Many people hate their jobs. Survey after survey observes “80% of Americans hate their jobs” or a similar statistic. Maybe that’s why so many people called it quits after the pandemic lockdown and the labor market is tight.

Many people, including clients and many advisors, keep working because they rationalize, they don’t have enough money to retire. This is a major benefit of financial planning. Retirement planning seems to focus on the distant future. Financial independence can sound like a nearer term goal.

Some clients will remember the 1981 film, You Can Take This Job and Shove It. The title of the movie has stayed in the popular memory for decades. It describes a goal. You want your client to reach the point when continuing to work becomes a choice, not a requirement. Suddenly the power is in their hands. They become more confident and less scared. Reorganizations aren’t that scary.

Suppose you brought up the idea of financial independence with your client. If they have been buying lottery tickets, you know they have been thinking about it. FYI: It’s been said 80% of Americans play the lottery. Financial independence isn’t an alien concept to your client (a good thing), but they are assuming they need “the big score,” literally, “hitting the lottery” to achieve it.

As their advisor, you are in a position to help them develop a roadmap towards financial security.

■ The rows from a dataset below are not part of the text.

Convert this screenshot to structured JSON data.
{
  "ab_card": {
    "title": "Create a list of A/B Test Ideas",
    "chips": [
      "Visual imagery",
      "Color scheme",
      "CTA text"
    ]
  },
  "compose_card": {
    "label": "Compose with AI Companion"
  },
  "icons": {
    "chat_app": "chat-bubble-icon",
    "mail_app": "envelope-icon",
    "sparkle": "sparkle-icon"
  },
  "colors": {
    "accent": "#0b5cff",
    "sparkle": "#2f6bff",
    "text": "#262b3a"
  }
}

Let’s assume your client is in their 40s or 50s and their children have grown and left the nest. What would it take for your client to achieve financial independence?

Let’s start by asking some questions:
1. What does financial independence mean? To some, it might mean never working another day—living off your assets. To others it might be one spouse retiring and the other working awhile longer. Some clients might never want to totally stop working, preferring the occasional consulting gig to running in the rat race. Get a definition.

2. How much money would they need at a minimum? This is a complicated question. Start with basic expenses. What does it cost to run their lives, taking out the exotic vacations, country club membership and always driving a new car. Put another way, what does it cost to keep the lights on and get fed? You are establishing a minimum expense baseline.

3. What lifestyle would they want to have? The first calculation put food on the table. Now it’s adding more detail. Don’t assume the answer is: “I want to do everything I am doing now.” That would require replacing their earned income dollar for dollar. That’s “winning the lottery” thinking. They might see a simpler life, living in their vacation home. They might surprise you, wanting to sell their house, buy an RV and travel the country as a lifestyle. Their spouse gets a vote too, so having this discussion together is a good idea. Establish the cost of the ideal lifestyle.

4. What does the asset side of the ledger look like? Your client owns securities. If not, they wouldn’t be a client! They have retirement assets with you and possibly elsewhere. If you don’t know about all of them, now is a good time to learn more. How much property do they own? They might own their house or condo in the city. They might have a vacation property and rental properties. They might own hard assets like cars, wine, jewelry and art. Realistically speaking, what is everything worth?

5. What income could they generate immediately? This would come from their base of investments. They might also have a retirement plan that was converted into an annuity by a previous employer. What could they collect by taking payments in the near future?  Taking Social Security early might be an option. Do they have rental income from property they own? What does their income stream look like today?

6. What income is available in the near future? Social Security is an obvious example. Their spouse might be a teacher with an annuity as a savings vehicle in addition to a pension. Collecting might be a few years away. What income will be available in the near future?